Selon Jacques Knafo et d’autres professionnels du secteur de l’enseignement privé, de nombreuses écoles jouent avec cette situation. « C’est le cas, plus récemment, d’une école d’ingénieur à Casablanca. L’établissement vient tout juste d’être reconnu, alors qu’ils communiquaient déjà sur leur reconnaissance étatique l’année dernière », continue le président de la Fédération de l’enseignement supérieur privé. Plusieurs écoles privées dont le dossier est actuellement « à l’étude » à la CNACES, procèdent de la même façon, indiquant dans leur campagne publicitaire que leurs diplômes seront « bientôt reconnus par l’Etat », alors qu’aucune confirmation n’a été officiellement donnée.

Contacté à plusieurs reprises, nous n’avons pas réussi à joindre les différentes écoles en question.

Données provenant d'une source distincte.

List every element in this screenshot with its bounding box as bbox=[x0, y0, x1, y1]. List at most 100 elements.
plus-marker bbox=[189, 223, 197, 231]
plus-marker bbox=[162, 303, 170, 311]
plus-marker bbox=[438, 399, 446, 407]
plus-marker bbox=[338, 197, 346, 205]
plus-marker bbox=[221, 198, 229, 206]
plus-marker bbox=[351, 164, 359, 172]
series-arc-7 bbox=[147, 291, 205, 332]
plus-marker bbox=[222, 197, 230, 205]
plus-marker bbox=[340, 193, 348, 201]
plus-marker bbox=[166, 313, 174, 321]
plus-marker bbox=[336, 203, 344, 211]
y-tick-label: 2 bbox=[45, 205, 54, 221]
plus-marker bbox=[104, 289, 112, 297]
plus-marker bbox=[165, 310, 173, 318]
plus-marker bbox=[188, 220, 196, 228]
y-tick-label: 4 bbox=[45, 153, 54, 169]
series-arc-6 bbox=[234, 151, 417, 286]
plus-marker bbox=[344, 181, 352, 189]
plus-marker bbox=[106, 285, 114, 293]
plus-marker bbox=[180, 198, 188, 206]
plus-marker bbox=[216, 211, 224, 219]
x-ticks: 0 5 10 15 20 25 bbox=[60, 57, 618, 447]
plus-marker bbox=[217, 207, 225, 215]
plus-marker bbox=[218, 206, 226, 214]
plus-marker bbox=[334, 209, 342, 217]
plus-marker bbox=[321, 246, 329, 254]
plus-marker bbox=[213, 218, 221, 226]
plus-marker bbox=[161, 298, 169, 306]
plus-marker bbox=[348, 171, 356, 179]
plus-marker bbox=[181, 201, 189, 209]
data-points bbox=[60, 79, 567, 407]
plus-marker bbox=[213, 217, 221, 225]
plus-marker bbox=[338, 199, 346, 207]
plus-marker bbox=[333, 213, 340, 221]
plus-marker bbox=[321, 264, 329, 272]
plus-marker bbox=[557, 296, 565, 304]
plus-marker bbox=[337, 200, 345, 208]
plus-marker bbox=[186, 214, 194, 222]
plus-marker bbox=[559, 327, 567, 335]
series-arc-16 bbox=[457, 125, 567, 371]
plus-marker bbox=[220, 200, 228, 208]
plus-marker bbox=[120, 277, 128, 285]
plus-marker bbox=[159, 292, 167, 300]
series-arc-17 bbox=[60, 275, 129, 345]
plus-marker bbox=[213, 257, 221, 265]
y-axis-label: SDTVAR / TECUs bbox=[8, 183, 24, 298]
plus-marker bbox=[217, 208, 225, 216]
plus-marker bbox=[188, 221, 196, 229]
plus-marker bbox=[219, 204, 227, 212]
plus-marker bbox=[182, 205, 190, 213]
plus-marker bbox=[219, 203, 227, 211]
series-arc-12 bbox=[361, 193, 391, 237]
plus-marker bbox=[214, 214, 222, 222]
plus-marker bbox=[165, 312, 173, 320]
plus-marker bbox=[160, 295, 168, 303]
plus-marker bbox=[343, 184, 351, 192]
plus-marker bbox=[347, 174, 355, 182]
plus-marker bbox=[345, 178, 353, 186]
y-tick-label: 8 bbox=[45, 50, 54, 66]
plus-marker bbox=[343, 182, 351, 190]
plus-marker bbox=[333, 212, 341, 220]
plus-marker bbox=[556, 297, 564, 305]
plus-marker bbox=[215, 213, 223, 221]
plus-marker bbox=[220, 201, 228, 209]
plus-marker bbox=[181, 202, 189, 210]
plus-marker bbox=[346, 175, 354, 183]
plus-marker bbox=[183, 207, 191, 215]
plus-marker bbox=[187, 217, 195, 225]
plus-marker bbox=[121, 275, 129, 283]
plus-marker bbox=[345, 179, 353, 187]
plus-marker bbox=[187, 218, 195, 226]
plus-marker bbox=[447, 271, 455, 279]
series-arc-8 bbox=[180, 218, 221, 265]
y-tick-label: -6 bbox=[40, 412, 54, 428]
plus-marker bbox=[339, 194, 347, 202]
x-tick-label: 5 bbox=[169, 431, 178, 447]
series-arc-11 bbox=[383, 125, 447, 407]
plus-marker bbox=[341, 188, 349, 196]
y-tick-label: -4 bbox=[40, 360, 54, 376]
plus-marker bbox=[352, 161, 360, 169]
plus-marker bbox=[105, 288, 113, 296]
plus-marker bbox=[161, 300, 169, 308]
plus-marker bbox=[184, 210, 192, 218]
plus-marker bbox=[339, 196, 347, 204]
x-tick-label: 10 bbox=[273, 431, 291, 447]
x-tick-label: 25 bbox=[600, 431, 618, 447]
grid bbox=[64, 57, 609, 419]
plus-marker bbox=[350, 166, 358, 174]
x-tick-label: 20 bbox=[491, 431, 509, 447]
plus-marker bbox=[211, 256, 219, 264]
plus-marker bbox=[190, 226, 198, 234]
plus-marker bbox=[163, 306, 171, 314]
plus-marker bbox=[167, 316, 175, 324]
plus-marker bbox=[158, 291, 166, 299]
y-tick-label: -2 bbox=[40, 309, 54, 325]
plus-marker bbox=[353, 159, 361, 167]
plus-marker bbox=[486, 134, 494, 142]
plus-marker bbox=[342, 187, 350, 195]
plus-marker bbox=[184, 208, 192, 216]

Le responsable d’une école d’enseignement supérieur privée, qui a préféré rester anonyme, nous affirme qu’en effet « certains établissements profitent des mécanismes administratifs assez flous et de l’absence de sanction pour tricher parfois dans leurs campagnes publicitaires ».   

Etudiants trompés

La responsabilité revient-à elle à un ministère trop laxiste, ou à des établissements qui trichent sciemment ?  Un peu les deux explique Jacques Knafo : « Le ministère ne sanctionne pas, donc tout le monde s’adonne à ces pratiques ».

Une concurrence déloyale pour les établissements en règle avec la loi, que le président de l’une des écoles concernées tente de justifier ainsi : « Il y a beaucoup de concurrence dans notre secteur et les établissements privés essayent de faire valoir leur formation face à un secteur public puissant ».

Pour Jacques Knafo, comme pour le ministère de l’Education, le risque concerne avant tout l’étudiant : « Plusieurs fois, des étudiants se sont retrouvés à la fin de leur cursus avec des diplômes qui n’étaient en fin de compte pas accrédités par le ministère ».